In general, the following principles should be followed to create an index:
· If only a few rows in the table are selected for each query, an index should be created.

· If frequent DML operations are required on a table, do not create an index.
· Try not to create an index on columns with many duplicate values.
· Do not create indexes on small tables.

When querying data in a small table, the speed may be fast enough. If an index is created, the query speed is not very helpful, but requires a certain amount of system overhead.

Index creation, modification, and deletion

Indexes can be created automatically or manually. If a primary key constraint or
The database server automatically creates a unique index on these columns.
The name is the same.
To CREATE an INDEX manually, run the SQL command. The command to CREATE an INDEX is CREATE INDEX. A user can
CREATE an INDEX in your own mode, as long as the user has the create index system permission. If you want
To CREATE an INDEX, you must have the create any index system permission.
The syntax format of the create index Command is:

Create index name ON table name (column 1, column 2 ...);

In this index, there is only one index column. Such an index is called a single column index.

To create a composite index, you must specify multiple columns.

For example:

Create index ind_de_dn ON test (deptno, dname );

Composite indexes are mainly used in query statements with multiple conditions.

By default, the created index is not unique, that is, duplicate values are allowed in the index column of the table.
If you want to create a UNIQUE index, you need to use the keyword UNIQUE.

For example:

Create unique index ind_de ON test (deptno );

Generally, when specifying columns in an index, follow the following principles:

Create an index on a column that is frequently used in the WHERE clause.
Try not to create an index on a column with a large number of duplicate values.
A column with unique values is the best choice for creating an index, but whether to create an index on this column depends on whether the column is frequently queried.
If the conditions in the WHERE clause involve multiple columns, you can consider creating a composite index for these columns.
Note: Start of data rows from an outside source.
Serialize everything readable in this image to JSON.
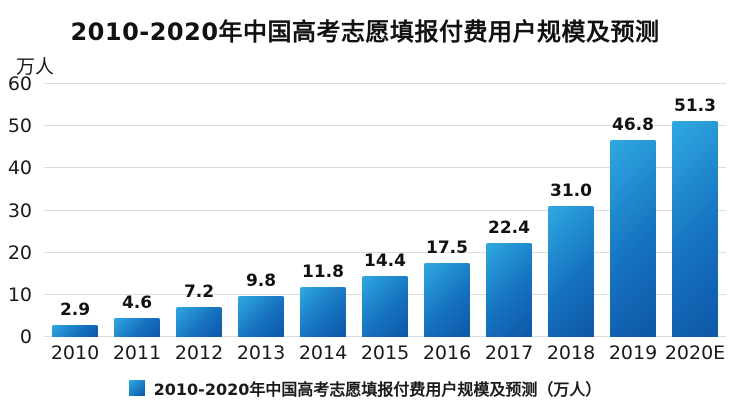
{
  "title": "2010-2020年中国高考志愿填报付费用户规模及预测",
  "y_axis_unit": "万人",
  "legend": {
    "label": "2010-2020年中国高考志愿填报付费用户规模及预测（万人）"
  },
  "colors": {
    "bar_gradient_start": "#2fa9e2",
    "bar_gradient_end": "#0d57a7",
    "gridline": "#dcdcdc",
    "text": "#111111"
  },
  "chart_data": {
    "type": "bar",
    "title": "2010-2020年中国高考志愿填报付费用户规模及预测",
    "categories": [
      "2010",
      "2011",
      "2012",
      "2013",
      "2014",
      "2015",
      "2016",
      "2017",
      "2018",
      "2019",
      "2020E"
    ],
    "values": [
      2.9,
      4.6,
      7.2,
      9.8,
      11.8,
      14.4,
      17.5,
      22.4,
      31.0,
      46.8,
      51.3
    ],
    "value_labels": [
      "2.9",
      "4.6",
      "7.2",
      "9.8",
      "11.8",
      "14.4",
      "17.5",
      "22.4",
      "31.0",
      "46.8",
      "51.3"
    ],
    "xlabel": "",
    "ylabel": "万人",
    "ylim": [
      0,
      60
    ],
    "yticks": [
      0,
      10,
      20,
      30,
      40,
      50,
      60
    ],
    "grid": true,
    "legend_position": "bottom",
    "legend_entries": [
      "2010-2020年中国高考志愿填报付费用户规模及预测（万人）"
    ]
  }
}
As mentioned above, a well-designed index will improve the system performance, while an unreasonable index will reduce the system performance.
Therefore, during database operation, SQL Trace should be used frequently to check whether the index is used and whether the index improves the database performance as expected.
If an index is frequently used, or an index is only helpful for improving the database performance, you can consider deleting this index.

Query index information

There are two index-related data dictionaries: user_indexes and user_ind_columns.
For example, you can run the following query statement to query the index type, the table based on, and whether the index is unique based on information such as reverse status and status:

SELECT index_type, table_name, status FROM user_indexes WHERE index_name = 'ind _ de ';

The following query statement is used to obtain the index-based table and table columns:

SELECT table_name, column_name FROM user_ind_columns WHERE index_name = 'ind _ de ';

The definitions and meanings of the columns of user_ind_columns in data dictionary view are as follows:

Name meaning

INDEX_NAME Index name

TABLE_NAME Table or cluster name

COLUMN_NAME Column name or attribute of object column

COLUMN_POSITION Position of column or attribute within index

COLUMN_LENGTH Maximum length of the column or attribute, in bytes

CHAR_LENGTH Maximum length of the column or attribute, in characters

Descend desc if this column is sorted descending on disk, otherwise ASC

Note: cluster Table;

Attribute

The definitions and meanings of common columns in user_indexes are as follows:

Name meaning

INDEX_NAME index name

INDEX_TYPE index type

TABLE_OWNER object owner

TABLE_NAME Object Name

TABLE_TYPE object type

STATUS

Note: The data dictionary view has many columns on user_indexes.